PREFACE.

"O Mamma, I do hope that we shall be wrecked on the Goodwin Sands, that we may be saved by the brave life-boat men!"

"You horrid boy, hold your tongue, do," replied the Mamma, who was anticipating, with some degree of nervousness, starting upon a voyage for Australia in about three weeks' time, and could scarcely be expected to enter to the full into her young son's very practical enthusiasm.

But within the last half hour the boy's shrill voice had been heard at the Ramsgate pier-head, among the cheers that welcomed the life-boat back from a night of toil and triumph on the Goodwin; and for the present, to be saved from a wreck by the life-boat men is to him one of the most delightful ideas on earth.

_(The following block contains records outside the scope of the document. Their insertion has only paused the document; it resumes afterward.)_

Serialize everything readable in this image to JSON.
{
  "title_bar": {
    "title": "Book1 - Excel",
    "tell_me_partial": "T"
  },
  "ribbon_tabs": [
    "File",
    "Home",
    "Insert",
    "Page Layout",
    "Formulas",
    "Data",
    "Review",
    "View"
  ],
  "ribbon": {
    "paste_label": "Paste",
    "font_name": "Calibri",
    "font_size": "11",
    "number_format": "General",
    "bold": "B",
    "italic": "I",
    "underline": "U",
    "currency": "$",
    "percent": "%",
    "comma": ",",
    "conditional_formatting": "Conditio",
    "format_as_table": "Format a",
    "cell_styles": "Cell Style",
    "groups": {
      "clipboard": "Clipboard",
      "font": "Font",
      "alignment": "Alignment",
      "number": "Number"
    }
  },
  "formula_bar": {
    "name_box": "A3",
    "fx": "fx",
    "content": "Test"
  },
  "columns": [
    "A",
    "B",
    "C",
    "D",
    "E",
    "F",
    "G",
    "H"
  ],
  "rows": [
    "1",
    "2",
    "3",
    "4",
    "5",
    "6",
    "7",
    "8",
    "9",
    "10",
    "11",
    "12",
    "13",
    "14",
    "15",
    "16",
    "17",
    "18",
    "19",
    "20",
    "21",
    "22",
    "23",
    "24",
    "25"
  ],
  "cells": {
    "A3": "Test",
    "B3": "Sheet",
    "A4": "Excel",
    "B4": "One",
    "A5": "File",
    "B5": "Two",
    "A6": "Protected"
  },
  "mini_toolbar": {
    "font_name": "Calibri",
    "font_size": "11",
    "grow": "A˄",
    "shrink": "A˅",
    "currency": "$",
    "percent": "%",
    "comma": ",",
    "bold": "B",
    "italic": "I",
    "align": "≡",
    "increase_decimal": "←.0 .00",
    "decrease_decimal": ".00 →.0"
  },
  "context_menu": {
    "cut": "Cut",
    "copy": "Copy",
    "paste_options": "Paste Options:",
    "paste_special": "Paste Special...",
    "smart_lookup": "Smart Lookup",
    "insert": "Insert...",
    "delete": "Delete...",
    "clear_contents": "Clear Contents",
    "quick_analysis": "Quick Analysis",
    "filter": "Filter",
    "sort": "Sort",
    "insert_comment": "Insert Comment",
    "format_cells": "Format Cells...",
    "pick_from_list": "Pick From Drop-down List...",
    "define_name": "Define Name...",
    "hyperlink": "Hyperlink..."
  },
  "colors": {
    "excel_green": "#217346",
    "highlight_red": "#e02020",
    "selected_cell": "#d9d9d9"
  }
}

After reading an article in 'Macmillan's' of the life-boat men's doings, a brave English Admiral, then commanding a fleet, wrote—"My heart warms to the gallant fellows; tell them so, and please give them the enclosed (a guinea each) from an English Admiral without mentioning my name."

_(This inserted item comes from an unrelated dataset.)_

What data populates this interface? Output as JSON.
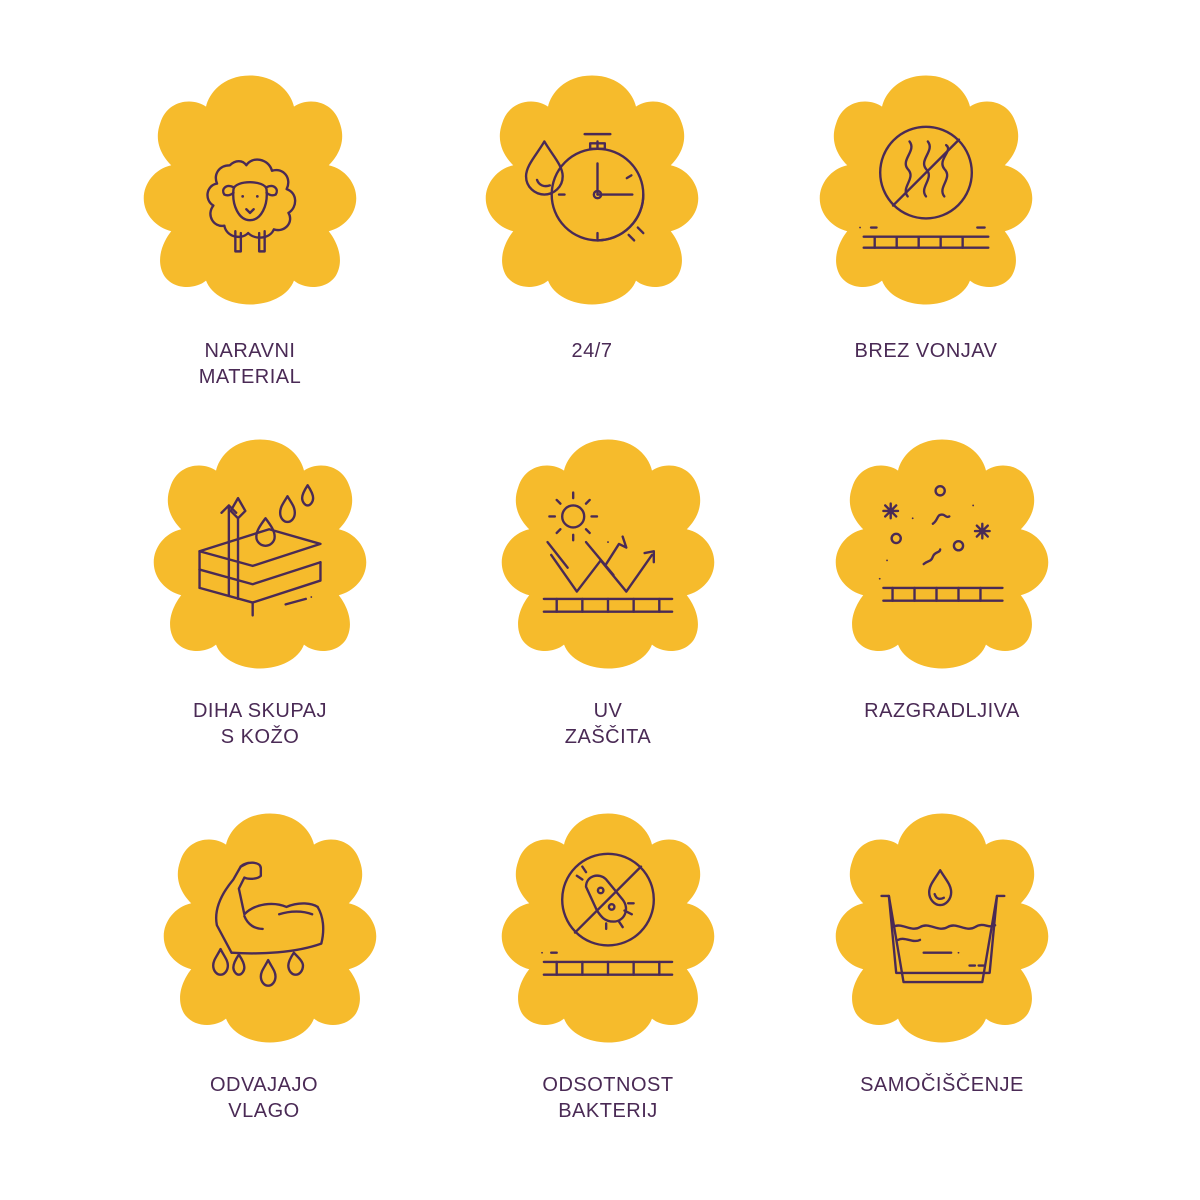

A Kentish Squire, sending a donation of a guinea for each of the men wrote,—"To read the brave self-sacrificing doings of the Ramsgate life-boat men, makes me proud of the men of my county."

Other gentlemen wrote, and ladies wrote, and by-and-by we heard from Australia, America, South America, and also from other parts of the world came evidence, that English hearts, wherever they are, cannot but feel deeply as they read the simple narrative of such gallant deeds. "Your life-boat stories have undoubtedly helped on the good life-boat cause," said Mr. Lewis.

"The public have evinced considerable interest in those tales of life-boat work," said Mr. Macmillan; and so the idea grew that I must write a book about the life-boat work on the Goodwin Sands.